Abstract
Background
Oxidative damage resulting from ROS is a known causal factor for cataractogenesis. The mitogen-activated protein kinases (MAPK) pathway plays an important role in the apoptosis of HLE cells. The purpose of this study was to investigate the role of phosphorylated p38 mitogen-activated protein kinase in H2O2-induced apoptosis in cultured human lens epithelial (HLE) cells.
Methods
The effect of SB203580 on HLE cells treated with H2O2 was determined by various assays. Cell viability was monitored by the MTT assay. The rates of apoptosis and ROS generation were determined by flow cytometric analysis.

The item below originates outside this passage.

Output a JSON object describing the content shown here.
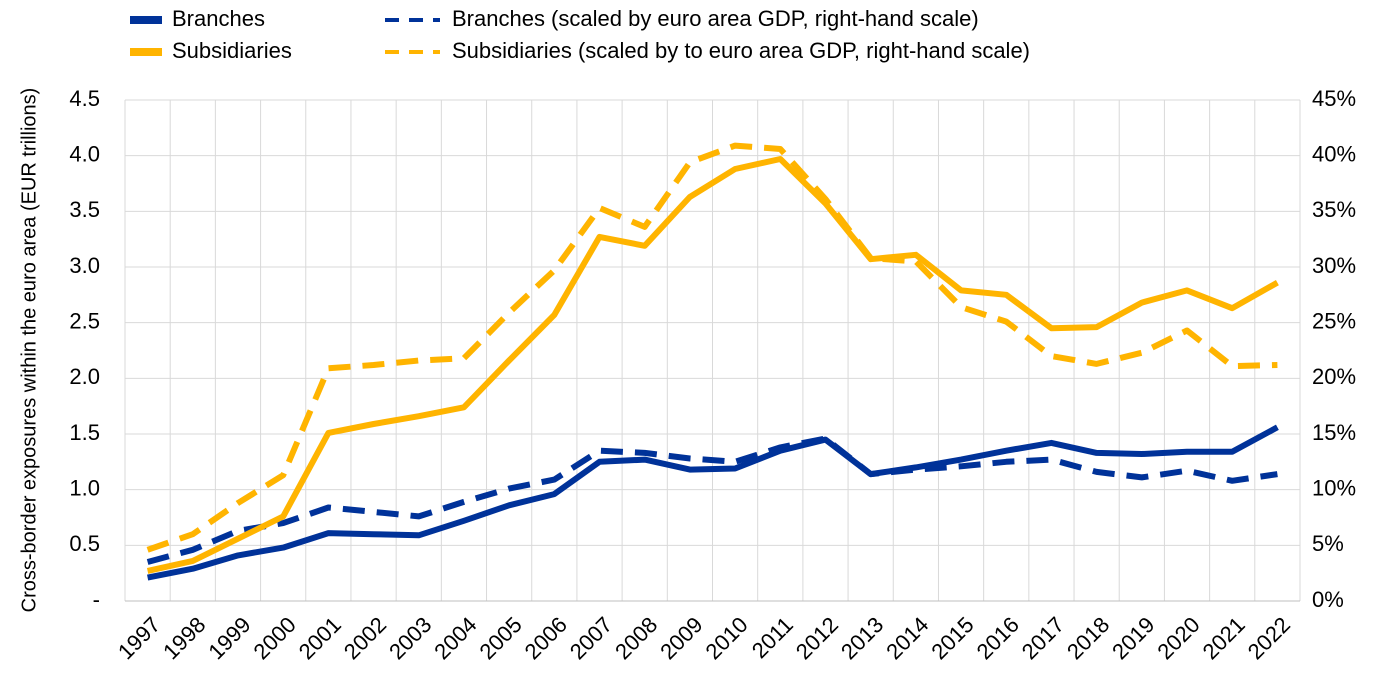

The numbers of mitotic and apoptotic cell nuclei were determined after staining with Hoechst 33342. The protein level of phospho-p38 was measured using western blot analysis.
Results
SB203580 reduced H2O2-induced cellular apoptosis and inhibited the generation of reactive oxygen species (ROS); it also delayed the progression of H2O2-induced opacification of lenses. The level of p-p38 was increased when cells were exposed to H2O2 and significantly SB203580-inhibited phosphorylation of p38. The p38MAPK pathway plays an important role in H2O2-induced apoptosis of HLE cells.
Conclusions
The study demonstrates that activation of p38MAPK plays an important role in H2O2-induced apoptosis of HLE cells. SB203580 may potentially be exploited as a useful tool for cataract prevention.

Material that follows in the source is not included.